Un autre acteur régional inquiet de la situation, pour d’autres raisons, est l’Algérie. Le gouvernement algérien a en effet pris position en faveur d’une transition plus courte, entre 12 et 16 mois au lieu de 5 puis 4 ans comme demandé par la junte malienne. Cependant, cela ne veut aucunement dire que l’Algérie se range totalement du côté de la France sur ce dossier. Au contraire l’Algérie tente d’utiliser son rôle de « médiatrice » et garante des accords de paix d’Alger dans le conflit malien pour gagner du poids dans la région, souvent au détriment des positions françaises.

Quoi qu’il en soit, cette situation risque paradoxalement de renforcer la junte militaire (au moins dans le court terme) et d’accentuer le sentiment « anti-français » au sein de la population. Et les militaires maliens en sont conscients. Ils tournent cette situation à leur faveur et élaborent une politique de type bonapartiste « populiste » s’appuyant sur les classes populaires maliennes non pas pour rompre avec l’impérialisme mais au contraire pour mieux négocier avec lui. C’est en ce sens que les militaires convoquent une mobilisation pour ce vendredi en soutien à la junte et dénonçant les sanctions de la CEDEAO.

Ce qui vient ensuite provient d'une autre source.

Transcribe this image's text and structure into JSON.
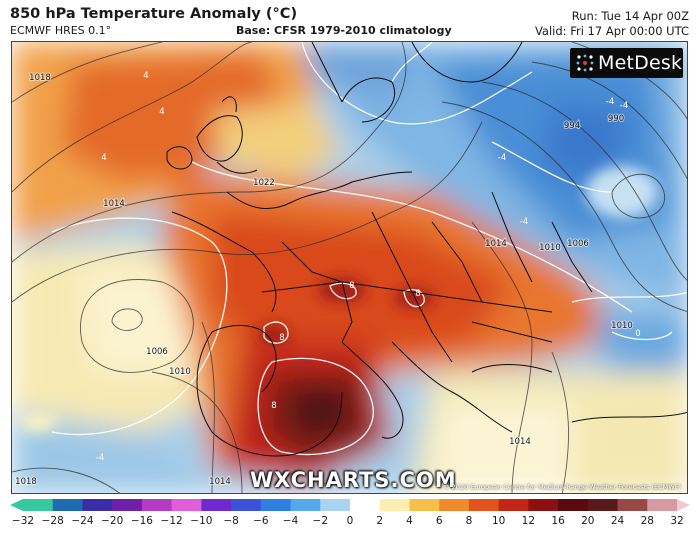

Ce n’est pas un hasard que le colonel Assimi Goïta ait demandé une « trêve sociale » au lendemain de l’annonce des sanctions de la CEDEAO. Cet appel se dirigeait notamment aux enseignants qui se trouvaient en grève. Les directions des syndicats enseignants ont ainsi « suspendu » la grève sans aucune concession ou garantie, même minimale, de la part des militaires. Une « unité nationale » derrière les militaires sans aucune dimension de classe qui était justifiée ainsi par un dirigeant syndical à DW : « Ces sanctions ne peuvent qu’atteindre le peuple. Ces sanctions ne feront mal qu’au peuple. Les syndicats signataires du 15 octobre que nous sommes ne peuvent rester en marge. Notre syndicat devait répondre à ces sanctions. C’est la raison qui motive la suspension de notre mot d’ordre de grève et de toutes les autres actions programmées ».

Or, la junte militaire n’est aucunement amie des travailleurs et des classes populaires maliennes. Elle a des liens non seulement avec la Russie de Poutine (un régime profondément antipopulaire comme il vient de le démontrer dans la répression de la révolte au Kazakhstan) mais aussi avec les principales puissances impérialistes. Si les militaires maliens arrivent à un entendement finalement avec l’impérialisme français, il n’y a aucun doute qu’ils tourneront le dos à la population, redoublant son oppression et ses souffrances face à une situation économique catastrophique, l’oppression impérialiste, un régime dictatorial et des attaques incessantes des organisations islamistes.

Les sanctions de la CEDEAO soutenues et encouragées par l’impérialisme français sont néfastes et profondément réactionnaires. Cependant, il serait fatal pour la classe ouvrière, la jeunesse et les secteurs populaires du Mali de faire confiance à la junte militaire ou à d’autres puissances tutélaires comme la Russie. La fraternité entre les travailleurs et travailleuses africains de la région serait en effet un premier pas pour mettre fin aux sanctions antipopulaires ainsi que la mobilisation du mouvement ouvrier en France pour dénoncer ces agissements de l’impérialisme français et exiger le retrait immédiat de l’armée française d’Afrique.